Givner & Kaye | Bruce Givner
That is too general of a question. If the company owes payroll taxes for employees, then you may have personal liability as an officer/manager. If the corporation owes back corporate taxes, it is unlikely that you would have personal liability. However, the answer may depend upon the state in which you live. Therefore, the best approach is to hire a professional in the state in which you reside.
Answer Applies to: California
Steven J. Fromm | Steven J. Fromm & Associates, P.C.
Your questions leave out a lot of critical details (for example, what tax is involved, what state is involved) so only general comments can be made. Generally, a corporation if operated with the requisite formality normally shields its shareholders from corporate debt.

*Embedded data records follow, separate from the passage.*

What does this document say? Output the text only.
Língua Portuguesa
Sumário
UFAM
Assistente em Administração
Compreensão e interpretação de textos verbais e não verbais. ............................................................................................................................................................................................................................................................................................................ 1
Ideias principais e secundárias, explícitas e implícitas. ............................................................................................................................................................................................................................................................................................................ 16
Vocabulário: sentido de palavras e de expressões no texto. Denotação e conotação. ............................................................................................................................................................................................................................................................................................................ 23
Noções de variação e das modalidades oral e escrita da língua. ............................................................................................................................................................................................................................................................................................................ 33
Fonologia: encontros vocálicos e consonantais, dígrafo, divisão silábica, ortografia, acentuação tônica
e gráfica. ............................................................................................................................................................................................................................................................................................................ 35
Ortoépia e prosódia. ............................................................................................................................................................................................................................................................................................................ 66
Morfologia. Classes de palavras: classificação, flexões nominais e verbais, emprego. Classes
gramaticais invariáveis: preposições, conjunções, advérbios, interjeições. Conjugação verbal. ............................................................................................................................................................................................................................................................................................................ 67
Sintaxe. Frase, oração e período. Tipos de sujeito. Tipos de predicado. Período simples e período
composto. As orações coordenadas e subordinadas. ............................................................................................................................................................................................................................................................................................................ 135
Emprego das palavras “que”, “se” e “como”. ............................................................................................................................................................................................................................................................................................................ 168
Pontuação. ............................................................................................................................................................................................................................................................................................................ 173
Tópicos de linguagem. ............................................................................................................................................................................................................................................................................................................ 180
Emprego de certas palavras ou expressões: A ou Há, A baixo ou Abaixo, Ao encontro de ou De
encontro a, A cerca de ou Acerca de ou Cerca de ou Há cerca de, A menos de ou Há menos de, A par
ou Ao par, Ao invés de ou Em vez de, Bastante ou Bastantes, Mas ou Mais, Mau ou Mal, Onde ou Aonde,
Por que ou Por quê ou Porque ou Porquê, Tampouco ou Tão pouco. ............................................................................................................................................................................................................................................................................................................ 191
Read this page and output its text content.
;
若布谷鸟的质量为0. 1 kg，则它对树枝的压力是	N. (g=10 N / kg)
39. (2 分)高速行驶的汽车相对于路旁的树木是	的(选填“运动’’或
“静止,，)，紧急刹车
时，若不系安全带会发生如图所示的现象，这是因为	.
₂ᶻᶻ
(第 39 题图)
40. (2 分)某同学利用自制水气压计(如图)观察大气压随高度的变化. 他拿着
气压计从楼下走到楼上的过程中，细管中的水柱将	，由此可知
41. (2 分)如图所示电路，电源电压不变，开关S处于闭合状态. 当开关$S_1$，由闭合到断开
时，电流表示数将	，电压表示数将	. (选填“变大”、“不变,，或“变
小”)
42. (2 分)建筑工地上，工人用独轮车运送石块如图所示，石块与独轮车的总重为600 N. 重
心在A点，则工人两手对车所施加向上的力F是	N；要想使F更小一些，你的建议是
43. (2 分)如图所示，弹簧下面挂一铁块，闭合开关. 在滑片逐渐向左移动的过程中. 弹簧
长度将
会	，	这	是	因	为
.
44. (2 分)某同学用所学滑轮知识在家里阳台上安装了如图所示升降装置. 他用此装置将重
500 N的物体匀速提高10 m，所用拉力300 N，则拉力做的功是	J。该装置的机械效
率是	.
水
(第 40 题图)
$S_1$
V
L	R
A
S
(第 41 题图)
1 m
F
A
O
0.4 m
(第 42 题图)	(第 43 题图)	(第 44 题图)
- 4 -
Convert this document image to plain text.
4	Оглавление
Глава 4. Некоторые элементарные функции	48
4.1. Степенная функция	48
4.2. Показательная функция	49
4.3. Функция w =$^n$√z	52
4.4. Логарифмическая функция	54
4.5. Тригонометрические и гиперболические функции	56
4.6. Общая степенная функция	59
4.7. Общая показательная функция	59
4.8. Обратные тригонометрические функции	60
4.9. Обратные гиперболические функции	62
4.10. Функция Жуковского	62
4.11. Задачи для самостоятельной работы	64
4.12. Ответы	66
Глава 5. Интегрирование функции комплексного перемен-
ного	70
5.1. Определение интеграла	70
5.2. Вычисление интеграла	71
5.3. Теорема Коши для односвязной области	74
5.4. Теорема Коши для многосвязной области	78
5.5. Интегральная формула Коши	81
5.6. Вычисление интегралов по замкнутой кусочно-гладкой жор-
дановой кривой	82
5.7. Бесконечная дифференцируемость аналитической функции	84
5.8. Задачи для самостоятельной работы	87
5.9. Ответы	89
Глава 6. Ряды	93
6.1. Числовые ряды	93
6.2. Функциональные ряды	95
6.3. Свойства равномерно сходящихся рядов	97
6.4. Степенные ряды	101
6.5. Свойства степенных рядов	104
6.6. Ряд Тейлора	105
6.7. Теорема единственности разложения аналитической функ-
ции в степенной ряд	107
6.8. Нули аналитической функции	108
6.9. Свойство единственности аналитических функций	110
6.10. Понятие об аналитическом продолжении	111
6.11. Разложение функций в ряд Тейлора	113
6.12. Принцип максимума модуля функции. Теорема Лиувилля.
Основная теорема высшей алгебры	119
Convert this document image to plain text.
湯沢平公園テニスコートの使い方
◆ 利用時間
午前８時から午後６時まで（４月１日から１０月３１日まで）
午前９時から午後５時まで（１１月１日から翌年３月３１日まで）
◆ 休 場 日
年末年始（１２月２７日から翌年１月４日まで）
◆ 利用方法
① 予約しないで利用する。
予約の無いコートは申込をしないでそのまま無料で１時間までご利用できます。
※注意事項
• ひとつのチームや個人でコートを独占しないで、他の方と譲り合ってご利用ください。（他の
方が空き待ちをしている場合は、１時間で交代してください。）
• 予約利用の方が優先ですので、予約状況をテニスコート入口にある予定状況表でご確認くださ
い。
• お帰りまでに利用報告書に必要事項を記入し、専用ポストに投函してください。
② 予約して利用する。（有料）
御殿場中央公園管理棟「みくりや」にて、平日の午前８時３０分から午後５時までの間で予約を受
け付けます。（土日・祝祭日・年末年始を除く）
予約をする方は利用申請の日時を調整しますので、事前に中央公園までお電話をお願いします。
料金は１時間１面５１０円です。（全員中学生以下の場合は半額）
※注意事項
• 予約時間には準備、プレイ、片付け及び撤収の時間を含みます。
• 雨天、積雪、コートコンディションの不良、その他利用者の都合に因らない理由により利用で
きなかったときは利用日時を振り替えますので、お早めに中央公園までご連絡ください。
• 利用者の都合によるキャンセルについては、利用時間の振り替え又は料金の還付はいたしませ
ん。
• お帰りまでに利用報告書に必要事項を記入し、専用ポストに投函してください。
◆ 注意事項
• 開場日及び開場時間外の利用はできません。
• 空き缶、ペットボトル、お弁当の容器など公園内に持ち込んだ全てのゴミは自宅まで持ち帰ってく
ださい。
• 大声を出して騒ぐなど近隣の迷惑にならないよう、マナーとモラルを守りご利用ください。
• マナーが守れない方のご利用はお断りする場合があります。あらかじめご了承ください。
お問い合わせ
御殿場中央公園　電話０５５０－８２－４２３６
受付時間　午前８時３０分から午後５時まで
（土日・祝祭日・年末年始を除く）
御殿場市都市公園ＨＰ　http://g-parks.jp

In many cases these debts can only be satisfied by corporate assets. However, some taxes delinquencies can result in shareholder liability. Items such as payroll taxes where the shareholder is found to be a "responsible person" can result in personal liability. Also, in many states, sales taxes not remitted by the corporation can become a shareholder liability. Finally, if a shareholder personally guarantees a corporate debt, then they would have personal liability. In your case, depending upon the state and the taxes involved, you may have personal liability for corporate debt. You should meet with a corporate or tax attorney to discuss the details of your situation to get a definitive answer to your question.